At noon three students, Abby, Ben, and Cassie, are standing so that Abby is $$100$$ m west of Ben and Cassie is $$160$$ m east of Ben. While Ben stays in his initial position, Abby begins walking south at a constant rate of $$20$$ m/min and Cassie begins walking north at a constant rate of $$41$$ m/min.

In how many minutes will the distance between Cassie and Ben be the twice the distance between Abby and Ben?

## Solution

Solution 1

Let $$t$$ represent the number of minutes until Cassie’s distance to Ben is twice that of Abby’s distance to Ben. In $$t$$ minutes Abby will walk $$20t$$ m and Cassie will walk $$41t$$ m. The following diagram contains the information showing Abby’s position, $$A$$, Ben’s position, $$B$$, and Cassie’s position, $$C$$, at time $$t>0$$.

Since both triangles in the diagram are right-angled triangles, we can use the Pythagorean Theorem to set up an equation.

\begin{aligned} CB&=2AB\\ (CB)^2&=\left(2AB\right)^2\\ (CB)^2&=4\left(AB\right)^2\\ (41t)^2+(160)^2&=4\left[(20t)^2+(100)^2\right]\\ 1681t^2+25600&=4\left[400t^2+10000\right]\\ 1681t^2+25600&=1600t^2+40000\\ 81t^2&=14400\\ t^2&=\frac{14400}{81}\\ t&=\frac{120}{9} & (\text{since }t>0)\\ t&=\frac{40}{3}\text{ min}\end{aligned}

Therefore, in $$13\frac{1}{3}$$ minutes ($$13$$ minutes $$20$$ seconds), Cassie’s distance to Ben will be twice that of Abby’s distance to Ben.

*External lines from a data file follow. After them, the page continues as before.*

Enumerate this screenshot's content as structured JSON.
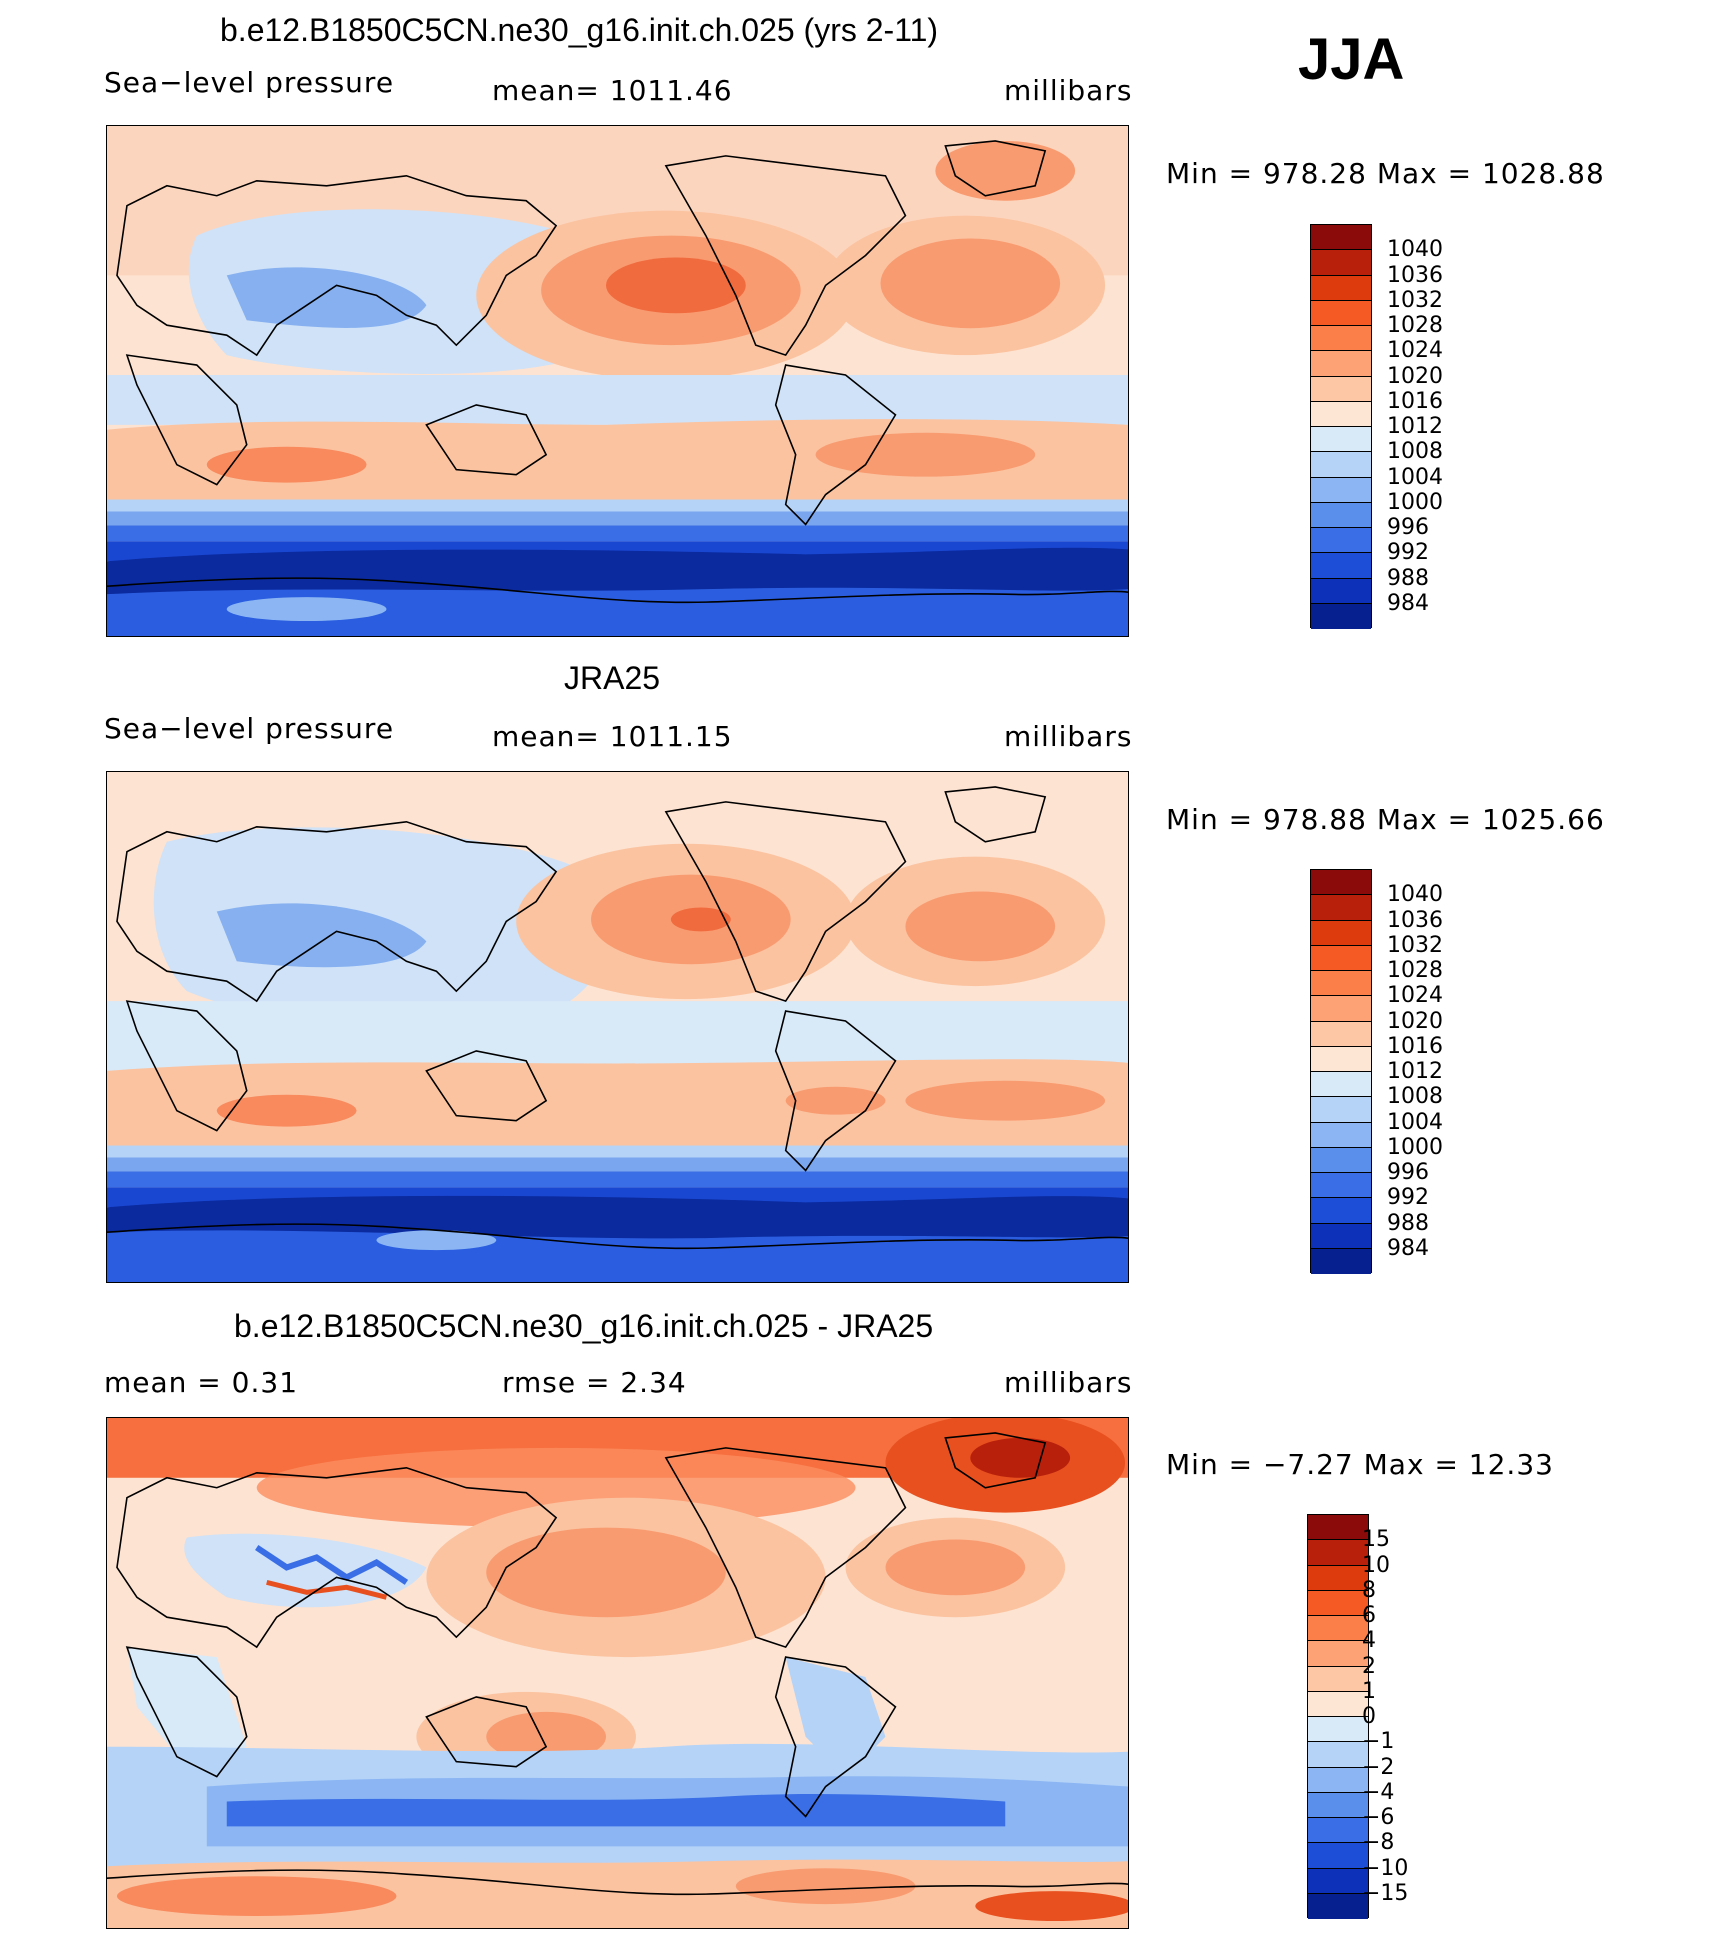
{
  "season": "JJA",
  "panels": [
    {
      "title": "b.e12.B1850C5CN.ne30_g16.init.ch.025 (yrs 2-11)",
      "left_label": "Sea−level pressure",
      "center_label": "mean=  1011.46",
      "units": "millibars",
      "minmax": "Min  =  978.28  Max  =  1028.88",
      "colorbar": {
        "labels": [
          "1040",
          "1036",
          "1032",
          "1028",
          "1024",
          "1020",
          "1016",
          "1012",
          "1008",
          "1004",
          "1000",
          "996",
          "992",
          "988",
          "984"
        ],
        "colors": [
          "#8b0a0a",
          "#b8200c",
          "#dd3a0e",
          "#f65a24",
          "#fb7f48",
          "#fca274",
          "#fdc6a4",
          "#fde6d4",
          "#d8e9f8",
          "#b5d3f7",
          "#8bb6f3",
          "#5a90ec",
          "#3a6ee6",
          "#1c4ed8",
          "#0d31b8",
          "#062090"
        ]
      }
    },
    {
      "title": "JRA25",
      "left_label": "Sea−level pressure",
      "center_label": "mean=  1011.15",
      "units": "millibars",
      "minmax": "Min  =  978.88  Max  =  1025.66",
      "colorbar": {
        "labels": [
          "1040",
          "1036",
          "1032",
          "1028",
          "1024",
          "1020",
          "1016",
          "1012",
          "1008",
          "1004",
          "1000",
          "996",
          "992",
          "988",
          "984"
        ],
        "colors": [
          "#8b0a0a",
          "#b8200c",
          "#dd3a0e",
          "#f65a24",
          "#fb7f48",
          "#fca274",
          "#fdc6a4",
          "#fde6d4",
          "#d8e9f8",
          "#b5d3f7",
          "#8bb6f3",
          "#5a90ec",
          "#3a6ee6",
          "#1c4ed8",
          "#0d31b8",
          "#062090"
        ]
      }
    },
    {
      "title": "b.e12.B1850C5CN.ne30_g16.init.ch.025 - JRA25",
      "left_label": "mean  =     0.31",
      "center_label": "rmse  =     2.34",
      "units": "millibars",
      "minmax": "Min  =    −7.27  Max  =    12.33",
      "colorbar": {
        "labels": [
          "15",
          "10",
          "8",
          "6",
          "4",
          "2",
          "1",
          "0",
          "−1",
          "−2",
          "−4",
          "−6",
          "−8",
          "−10",
          "−15"
        ],
        "colors": [
          "#8b0a0a",
          "#b8200c",
          "#dd3a0e",
          "#f65a24",
          "#fb7f48",
          "#fca274",
          "#fdc6a4",
          "#fde6d4",
          "#d8e9f8",
          "#b5d3f7",
          "#8bb6f3",
          "#5a90ec",
          "#3a6ee6",
          "#1c4ed8",
          "#0d31b8",
          "#062090"
        ]
      }
    }
  ]
}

In Solution 2, an alternate solution that uses coordinate geometry is presented.

Solution 2

Represent Abby, Ben and Cassie’s respective positions at noon as points on the $$x$$-axis so that Ben is positioned at the origin $$B(0,0)$$, Abby is positioned $$100$$ units left of Ben at $$D(-100,0)$$ and Cassie is positioned $$160$$ units right of Ben at $$E(160,0)$$.

Let $$t$$ represent the number of minutes until Cassie’s distance to Ben is twice that of Abby’s distance to Ben.

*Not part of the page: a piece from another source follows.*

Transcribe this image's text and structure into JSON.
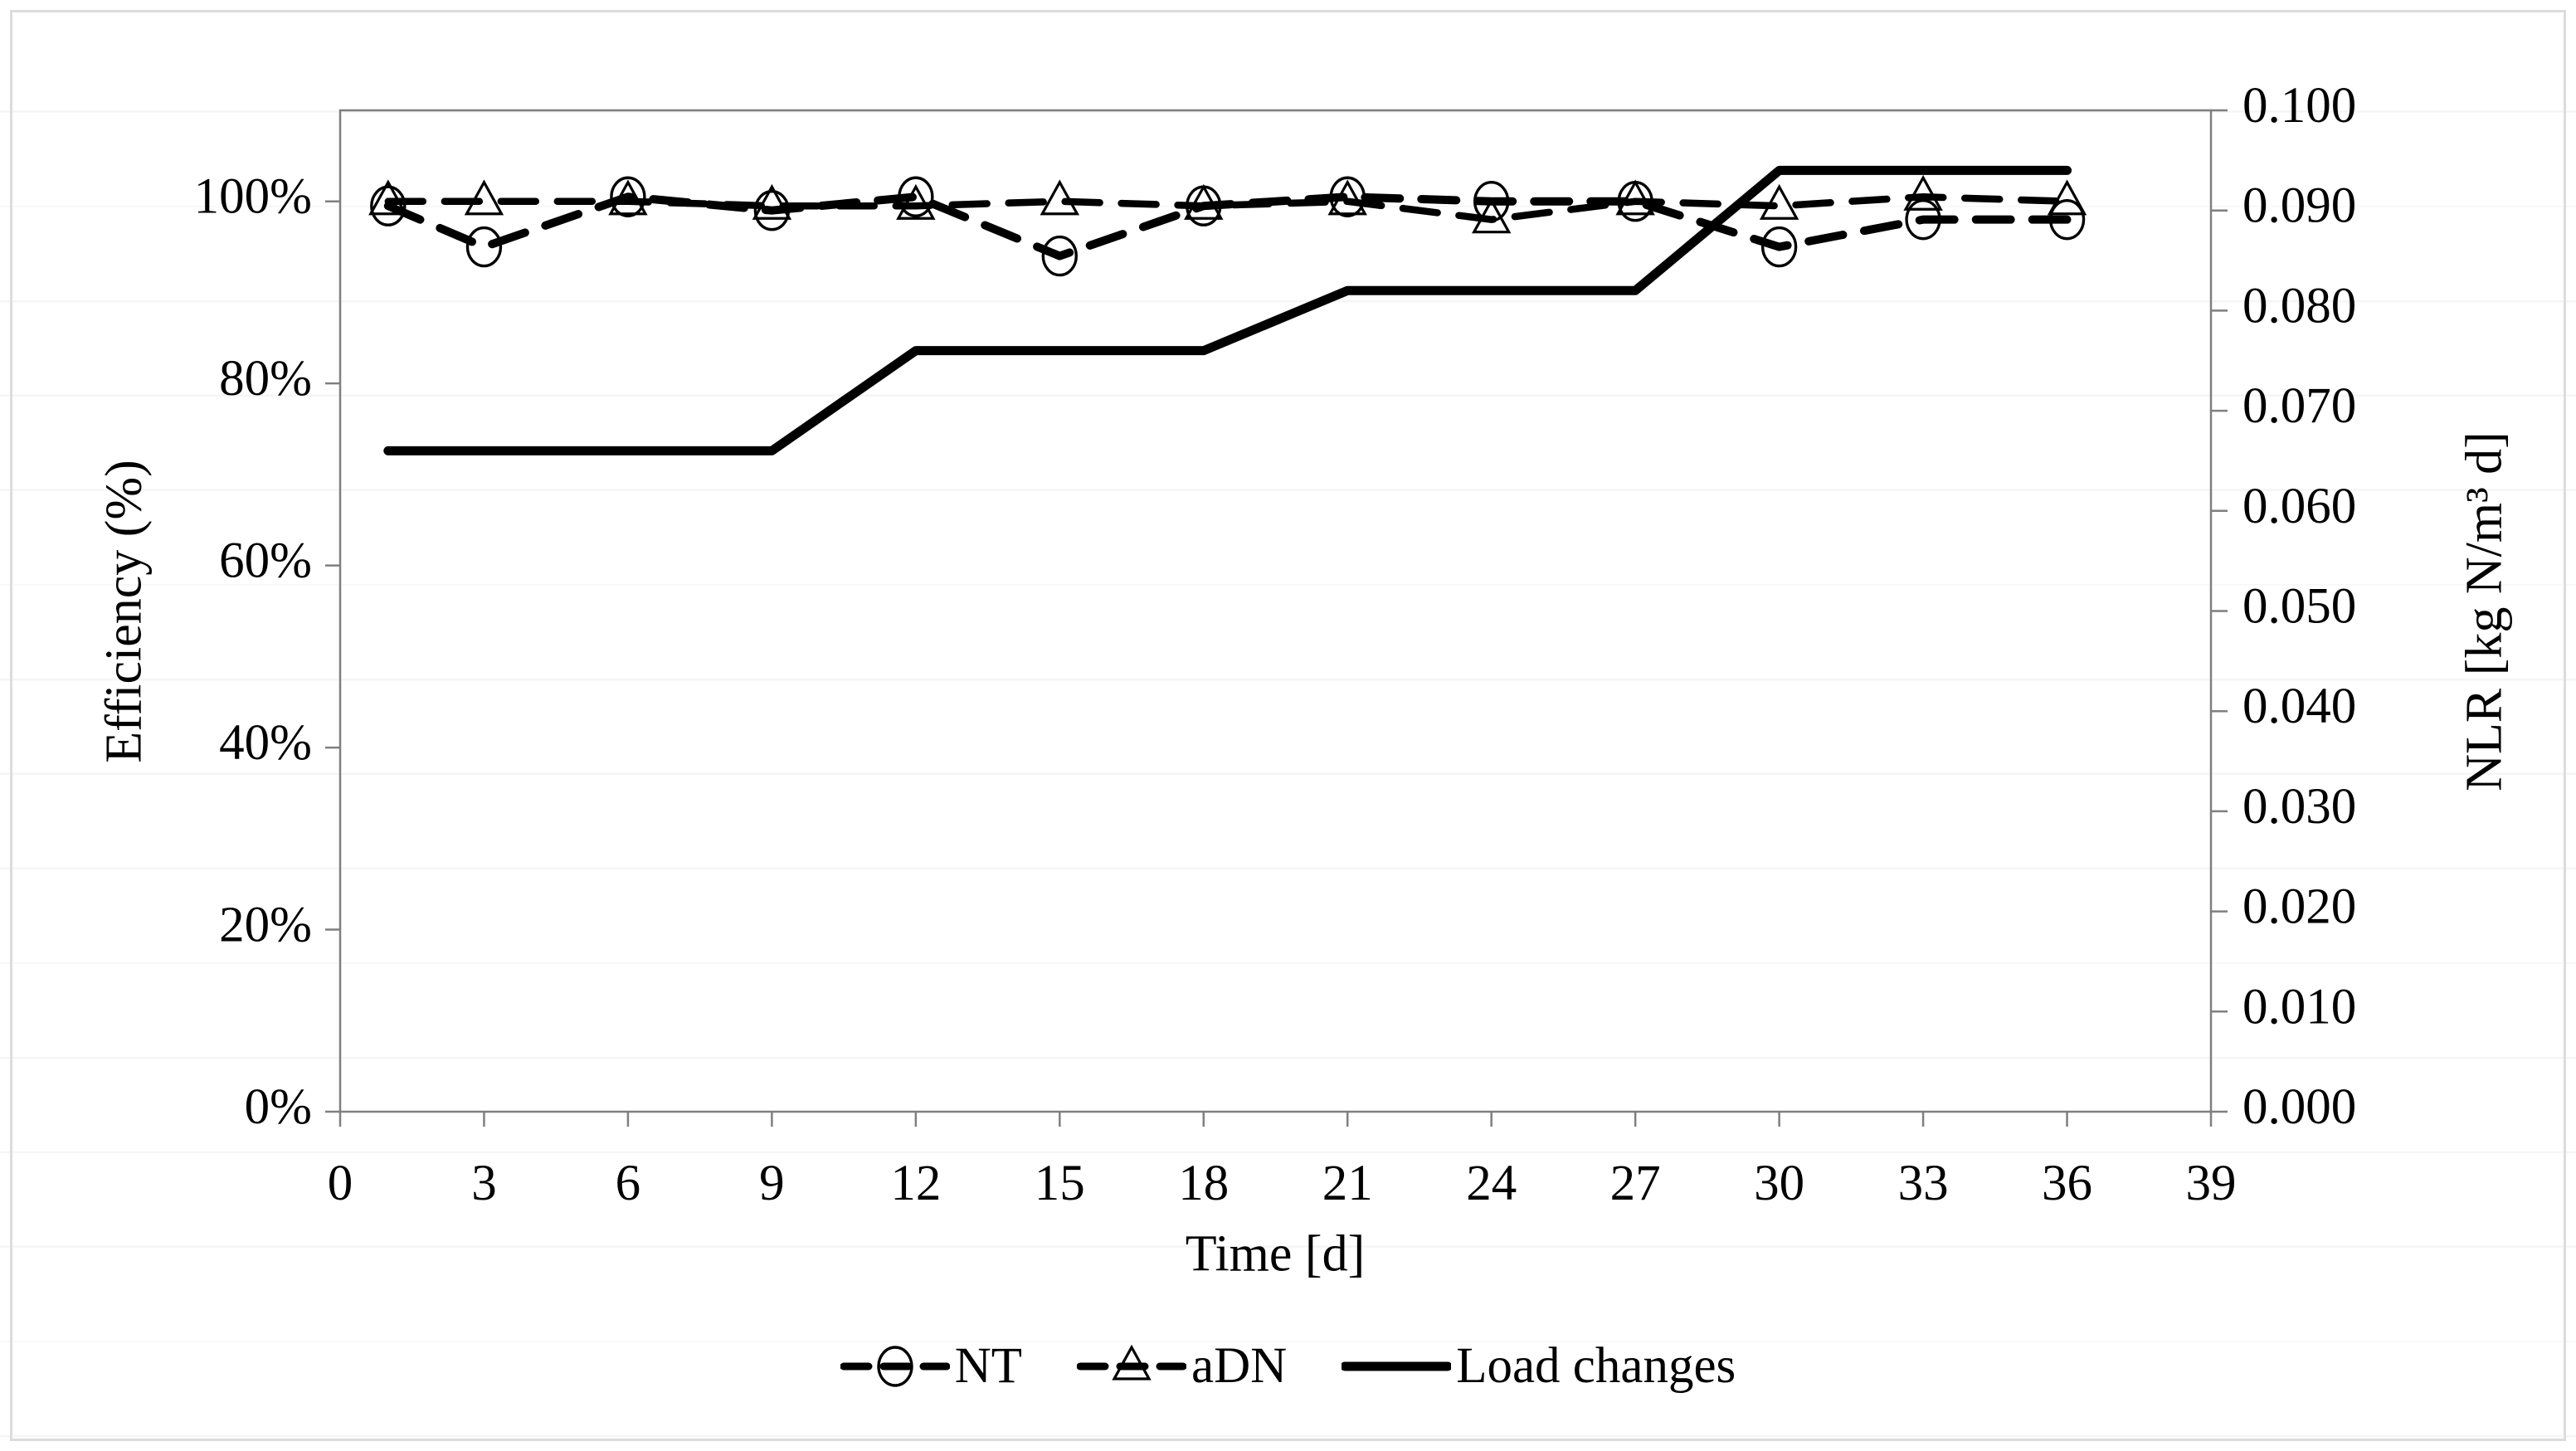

In $$t$$ minutes Abby will walk south $$20t$$ m to the point $$A(-100,-20t)$$. In $$t$$ minutes Cassie will walk north $$41t$$ m to the point $$C(160,41t)$$.

The distance from a point $$P(x,y)$$ to the origin can be found using the formula $$d=\sqrt{x^2+y^2}$$.

Then $$AB=\sqrt{(-100)^2+(-20t)^2}=\sqrt{10000+400t^2}$$ and $$CB=\sqrt{(160)^2+(41t)^2}=\sqrt{25600+1681t^2}$$. \begin{aligned} CB&=2AB\\ \sqrt{25600+1681t^2}&=2\sqrt{10000+400t^2}\\ 25600+1681t^2&=4(10000+400t^2) & \text{(squaring both sides)}\\ 25600+1681t^2&=40000+1600t^2\\ 81t^2&=14400\\ t^2&=\frac{14400}{81}\\ t&=\frac{120}{9} & (\text{since } t>0)\\ t&=\frac{40}{3} \text{ min}\end{aligned} Therefore, in $$13\frac{1}{3}$$ minutes ($$13$$ minutes $$20$$ seconds), Cassie’s distance to Ben will be twice that of Abby’s distance to Ben.